Iowa ranks seventh in the nation in turkey production, with 130 turkey farmers raising 11 million birds a year, according to the Iowa Turkey Federation. Iowa is the also the fifth-largest turkey-processing state. The turkeys from Kardel’s farm are processed at West Liberty Foods, which supplies turkey to Subway restaurants and other food retailers.

Corn and Cob move to ISU

The 2020 presidential turkeys hatched in mid-July in South Dakota, arrived at Kardel’s farm as one-day-old poults and grew to more than 40 pounds by November. Kardel selected 30 birds from his commercial flock that he thought might have potential to become the presidential turkey.

“I picked ones that looked good and had a calm personality,” said Kardel, who raises 4 to 5 million pounds of turkey a year.

The selected birds lived a fairly pampered life in custom-made, 10-by-24-foot building on Kardel’s farm, complete with ventilation, heating, air conditioning and a little patio outside.
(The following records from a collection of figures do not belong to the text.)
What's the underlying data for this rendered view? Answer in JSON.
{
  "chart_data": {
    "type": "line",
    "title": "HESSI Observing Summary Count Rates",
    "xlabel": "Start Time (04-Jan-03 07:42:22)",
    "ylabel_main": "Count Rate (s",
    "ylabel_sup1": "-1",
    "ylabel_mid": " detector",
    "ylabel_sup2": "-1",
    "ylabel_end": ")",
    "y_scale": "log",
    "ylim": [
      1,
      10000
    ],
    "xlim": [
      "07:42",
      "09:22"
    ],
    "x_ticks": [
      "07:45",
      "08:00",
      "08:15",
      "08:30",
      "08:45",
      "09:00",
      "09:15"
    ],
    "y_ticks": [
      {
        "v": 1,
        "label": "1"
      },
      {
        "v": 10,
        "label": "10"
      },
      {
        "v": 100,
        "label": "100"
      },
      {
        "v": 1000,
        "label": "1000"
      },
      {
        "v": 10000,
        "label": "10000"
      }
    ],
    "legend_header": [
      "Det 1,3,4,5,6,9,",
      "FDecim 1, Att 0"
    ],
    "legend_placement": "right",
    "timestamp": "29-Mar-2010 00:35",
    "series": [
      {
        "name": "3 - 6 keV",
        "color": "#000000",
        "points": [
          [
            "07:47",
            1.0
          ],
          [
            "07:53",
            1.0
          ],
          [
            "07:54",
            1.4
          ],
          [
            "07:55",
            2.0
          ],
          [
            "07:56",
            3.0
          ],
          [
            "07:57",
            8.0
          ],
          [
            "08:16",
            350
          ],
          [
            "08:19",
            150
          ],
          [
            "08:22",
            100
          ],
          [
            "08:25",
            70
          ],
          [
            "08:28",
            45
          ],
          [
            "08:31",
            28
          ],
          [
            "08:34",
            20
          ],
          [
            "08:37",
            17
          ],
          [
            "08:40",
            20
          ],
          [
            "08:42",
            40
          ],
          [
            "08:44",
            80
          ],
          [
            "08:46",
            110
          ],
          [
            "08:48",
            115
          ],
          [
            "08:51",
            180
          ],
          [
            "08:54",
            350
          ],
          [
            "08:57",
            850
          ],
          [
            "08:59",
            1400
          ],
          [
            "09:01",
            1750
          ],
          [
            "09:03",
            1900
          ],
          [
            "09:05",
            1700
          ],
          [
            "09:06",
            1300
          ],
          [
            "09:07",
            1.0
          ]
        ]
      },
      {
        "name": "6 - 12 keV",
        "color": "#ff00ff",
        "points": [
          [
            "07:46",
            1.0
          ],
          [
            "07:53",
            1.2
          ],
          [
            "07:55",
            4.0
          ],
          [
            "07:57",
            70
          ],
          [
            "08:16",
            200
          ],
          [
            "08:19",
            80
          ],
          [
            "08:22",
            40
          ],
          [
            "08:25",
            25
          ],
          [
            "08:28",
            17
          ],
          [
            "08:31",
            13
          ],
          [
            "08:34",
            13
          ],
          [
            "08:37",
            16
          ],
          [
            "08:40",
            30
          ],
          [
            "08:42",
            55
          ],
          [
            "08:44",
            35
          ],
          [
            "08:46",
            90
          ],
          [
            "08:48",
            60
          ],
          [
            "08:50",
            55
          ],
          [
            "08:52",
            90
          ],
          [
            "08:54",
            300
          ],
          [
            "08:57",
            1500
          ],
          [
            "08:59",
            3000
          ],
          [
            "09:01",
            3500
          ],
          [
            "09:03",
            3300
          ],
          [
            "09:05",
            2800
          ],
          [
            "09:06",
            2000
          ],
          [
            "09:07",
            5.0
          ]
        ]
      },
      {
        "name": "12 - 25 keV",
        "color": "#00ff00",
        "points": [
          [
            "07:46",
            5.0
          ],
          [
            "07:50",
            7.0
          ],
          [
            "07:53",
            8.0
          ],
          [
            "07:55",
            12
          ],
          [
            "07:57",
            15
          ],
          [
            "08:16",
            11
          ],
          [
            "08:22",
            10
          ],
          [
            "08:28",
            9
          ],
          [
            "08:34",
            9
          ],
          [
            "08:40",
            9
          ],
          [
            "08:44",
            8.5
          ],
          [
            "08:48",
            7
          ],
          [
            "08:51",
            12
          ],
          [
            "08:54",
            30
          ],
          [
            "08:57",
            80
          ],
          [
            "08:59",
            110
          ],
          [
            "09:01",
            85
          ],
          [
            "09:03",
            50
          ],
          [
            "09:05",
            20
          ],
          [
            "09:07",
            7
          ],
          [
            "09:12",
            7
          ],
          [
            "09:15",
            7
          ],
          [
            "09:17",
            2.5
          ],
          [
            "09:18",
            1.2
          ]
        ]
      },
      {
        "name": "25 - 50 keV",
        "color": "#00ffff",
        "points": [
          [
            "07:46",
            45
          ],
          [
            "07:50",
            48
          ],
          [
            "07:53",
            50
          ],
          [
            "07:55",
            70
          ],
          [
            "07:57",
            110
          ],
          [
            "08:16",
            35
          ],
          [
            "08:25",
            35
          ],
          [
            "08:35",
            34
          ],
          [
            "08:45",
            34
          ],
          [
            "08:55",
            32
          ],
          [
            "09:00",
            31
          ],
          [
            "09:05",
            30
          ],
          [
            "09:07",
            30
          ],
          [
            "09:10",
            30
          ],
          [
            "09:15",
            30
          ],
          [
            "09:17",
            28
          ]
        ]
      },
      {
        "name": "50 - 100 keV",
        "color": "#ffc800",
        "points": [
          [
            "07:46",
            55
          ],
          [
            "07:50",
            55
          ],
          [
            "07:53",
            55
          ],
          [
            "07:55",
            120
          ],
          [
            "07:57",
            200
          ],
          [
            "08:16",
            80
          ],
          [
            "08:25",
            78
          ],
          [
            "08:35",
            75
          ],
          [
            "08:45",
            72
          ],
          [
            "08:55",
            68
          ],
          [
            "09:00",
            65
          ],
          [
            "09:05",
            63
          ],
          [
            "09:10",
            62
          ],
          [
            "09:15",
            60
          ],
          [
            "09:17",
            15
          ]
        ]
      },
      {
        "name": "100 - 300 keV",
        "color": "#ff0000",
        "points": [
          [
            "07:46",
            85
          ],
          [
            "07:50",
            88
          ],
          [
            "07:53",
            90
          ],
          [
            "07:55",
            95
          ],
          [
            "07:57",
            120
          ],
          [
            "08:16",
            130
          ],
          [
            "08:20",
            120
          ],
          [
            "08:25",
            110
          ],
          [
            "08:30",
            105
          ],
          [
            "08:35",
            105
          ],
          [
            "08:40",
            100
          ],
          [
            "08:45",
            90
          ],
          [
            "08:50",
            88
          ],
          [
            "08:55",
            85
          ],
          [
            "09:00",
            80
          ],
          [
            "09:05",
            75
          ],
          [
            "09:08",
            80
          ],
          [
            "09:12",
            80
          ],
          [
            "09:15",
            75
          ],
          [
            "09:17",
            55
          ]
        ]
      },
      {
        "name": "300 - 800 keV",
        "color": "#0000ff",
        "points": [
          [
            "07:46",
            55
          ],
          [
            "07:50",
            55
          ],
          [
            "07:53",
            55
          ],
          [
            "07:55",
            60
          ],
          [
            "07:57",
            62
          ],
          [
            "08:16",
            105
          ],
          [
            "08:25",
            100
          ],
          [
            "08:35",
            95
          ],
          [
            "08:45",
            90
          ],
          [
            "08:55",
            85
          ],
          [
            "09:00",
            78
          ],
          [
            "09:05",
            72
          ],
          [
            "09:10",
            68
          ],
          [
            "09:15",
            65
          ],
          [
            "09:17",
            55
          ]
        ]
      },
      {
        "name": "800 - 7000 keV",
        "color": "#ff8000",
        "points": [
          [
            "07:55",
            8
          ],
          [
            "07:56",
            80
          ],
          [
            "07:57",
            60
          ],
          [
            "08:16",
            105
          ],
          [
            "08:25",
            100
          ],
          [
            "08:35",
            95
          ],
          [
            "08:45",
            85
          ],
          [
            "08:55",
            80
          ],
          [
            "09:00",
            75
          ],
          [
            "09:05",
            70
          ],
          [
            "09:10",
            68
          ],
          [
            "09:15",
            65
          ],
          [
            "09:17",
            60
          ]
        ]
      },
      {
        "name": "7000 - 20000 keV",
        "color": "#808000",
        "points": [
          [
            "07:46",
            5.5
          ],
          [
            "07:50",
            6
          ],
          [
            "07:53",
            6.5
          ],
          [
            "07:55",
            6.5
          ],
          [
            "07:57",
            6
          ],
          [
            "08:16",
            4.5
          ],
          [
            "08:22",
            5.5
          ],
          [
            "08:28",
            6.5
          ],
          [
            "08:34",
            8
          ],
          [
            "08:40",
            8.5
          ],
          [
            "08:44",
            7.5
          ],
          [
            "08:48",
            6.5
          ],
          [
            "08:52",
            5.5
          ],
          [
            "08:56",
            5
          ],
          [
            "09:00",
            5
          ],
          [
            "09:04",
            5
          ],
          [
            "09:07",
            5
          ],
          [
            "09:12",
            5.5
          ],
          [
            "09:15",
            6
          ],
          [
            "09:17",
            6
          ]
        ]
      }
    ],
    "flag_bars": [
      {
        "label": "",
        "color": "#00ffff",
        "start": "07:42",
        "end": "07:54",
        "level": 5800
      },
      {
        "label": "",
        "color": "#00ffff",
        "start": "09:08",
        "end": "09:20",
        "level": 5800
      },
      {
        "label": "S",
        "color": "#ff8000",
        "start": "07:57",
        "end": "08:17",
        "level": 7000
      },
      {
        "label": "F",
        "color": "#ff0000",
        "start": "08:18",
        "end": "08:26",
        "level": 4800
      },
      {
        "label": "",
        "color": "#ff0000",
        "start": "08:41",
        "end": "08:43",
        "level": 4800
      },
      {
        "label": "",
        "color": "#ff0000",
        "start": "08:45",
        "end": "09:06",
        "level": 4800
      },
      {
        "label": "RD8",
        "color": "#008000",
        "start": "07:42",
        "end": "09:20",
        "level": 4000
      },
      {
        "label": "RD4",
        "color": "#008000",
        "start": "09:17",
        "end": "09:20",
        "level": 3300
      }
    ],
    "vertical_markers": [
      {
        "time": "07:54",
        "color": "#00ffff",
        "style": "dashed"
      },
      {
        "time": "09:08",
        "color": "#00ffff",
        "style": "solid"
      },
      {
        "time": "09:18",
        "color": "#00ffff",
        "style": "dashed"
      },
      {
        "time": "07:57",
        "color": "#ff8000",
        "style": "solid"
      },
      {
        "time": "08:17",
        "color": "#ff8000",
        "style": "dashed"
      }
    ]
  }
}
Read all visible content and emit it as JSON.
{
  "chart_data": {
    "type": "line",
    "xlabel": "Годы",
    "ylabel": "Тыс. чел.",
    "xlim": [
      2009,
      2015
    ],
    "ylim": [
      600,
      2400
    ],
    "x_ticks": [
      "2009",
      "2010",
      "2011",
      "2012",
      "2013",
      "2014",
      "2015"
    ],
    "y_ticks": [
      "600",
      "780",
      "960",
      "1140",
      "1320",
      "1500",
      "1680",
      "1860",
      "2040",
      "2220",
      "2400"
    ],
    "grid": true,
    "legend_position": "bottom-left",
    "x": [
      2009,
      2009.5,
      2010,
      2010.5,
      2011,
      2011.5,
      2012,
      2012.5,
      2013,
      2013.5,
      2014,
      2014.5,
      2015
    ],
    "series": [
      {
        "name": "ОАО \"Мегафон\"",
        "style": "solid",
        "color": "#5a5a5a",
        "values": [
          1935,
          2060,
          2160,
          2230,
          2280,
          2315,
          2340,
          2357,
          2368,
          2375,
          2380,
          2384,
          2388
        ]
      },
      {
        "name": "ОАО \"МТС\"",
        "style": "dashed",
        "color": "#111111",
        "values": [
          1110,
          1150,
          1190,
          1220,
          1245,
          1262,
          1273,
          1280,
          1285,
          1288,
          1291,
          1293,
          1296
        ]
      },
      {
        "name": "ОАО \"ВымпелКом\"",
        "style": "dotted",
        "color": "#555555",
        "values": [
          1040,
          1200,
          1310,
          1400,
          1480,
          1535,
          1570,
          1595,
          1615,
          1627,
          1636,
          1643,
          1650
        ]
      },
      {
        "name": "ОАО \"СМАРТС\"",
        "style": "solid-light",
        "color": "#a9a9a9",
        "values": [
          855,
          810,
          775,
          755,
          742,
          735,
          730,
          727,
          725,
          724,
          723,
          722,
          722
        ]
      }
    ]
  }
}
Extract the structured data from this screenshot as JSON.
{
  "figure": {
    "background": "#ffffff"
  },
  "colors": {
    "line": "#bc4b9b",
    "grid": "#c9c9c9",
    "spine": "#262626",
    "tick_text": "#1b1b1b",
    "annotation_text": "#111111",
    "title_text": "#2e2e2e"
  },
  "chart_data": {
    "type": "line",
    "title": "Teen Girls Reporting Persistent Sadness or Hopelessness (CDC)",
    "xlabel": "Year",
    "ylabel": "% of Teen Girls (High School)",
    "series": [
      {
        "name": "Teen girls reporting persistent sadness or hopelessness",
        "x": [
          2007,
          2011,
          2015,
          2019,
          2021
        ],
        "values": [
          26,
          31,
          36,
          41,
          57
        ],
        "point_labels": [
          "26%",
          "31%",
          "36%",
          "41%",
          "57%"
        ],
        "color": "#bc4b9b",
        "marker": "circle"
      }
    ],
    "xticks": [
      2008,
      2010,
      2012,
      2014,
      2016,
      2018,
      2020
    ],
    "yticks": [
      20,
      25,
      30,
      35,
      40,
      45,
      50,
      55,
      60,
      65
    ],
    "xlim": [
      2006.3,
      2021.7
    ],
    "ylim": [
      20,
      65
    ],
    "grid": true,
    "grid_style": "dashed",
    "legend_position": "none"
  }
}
Ultimately, two turkey toms were chosen to make the trip to Washington, D.C.

“It’s nice to have something good happening in 2020, especially since it’s been a tough year for some many people and so many businesses,” Kardel said. “COVID really hurt.”

The COVID-19 pandemic slashed the turkey industry’s market, as restaurants closed their doors starting in March, said Kardel, vice chairman of West Liberty Foods. The good news for consumers is that the cost of turkey is at its lowest in 10 years. At roughly $1.21 per pound, turkey is the lowest price since 2010, according to the Iowa Farm Bureau Federation’s 35th annual Thanksgiving survey.

Corn and Cob weren’t on anyone’s Thanksgiving table, however. They returned to Iowa to live out their days at Iowa State University (ISU). The famous birds will be available for public viewing at ISU beginning Dec. 5 at 10 a.m.

“We are excited to welcome these national Thanksgiving icons onto our animal science farms,” said Dr. Dan Thomson, professor and chair of the Department of Animal Science at ISU.

The university plans to build a new, state-of-the-art turkey production facility in the spring of 2021. This is good news, says Kardel, a 1974 ISU graduate who is grateful he had the opportunity to supply the 2020 presidential flock. “It’s an honor to be part of this proud tradition.”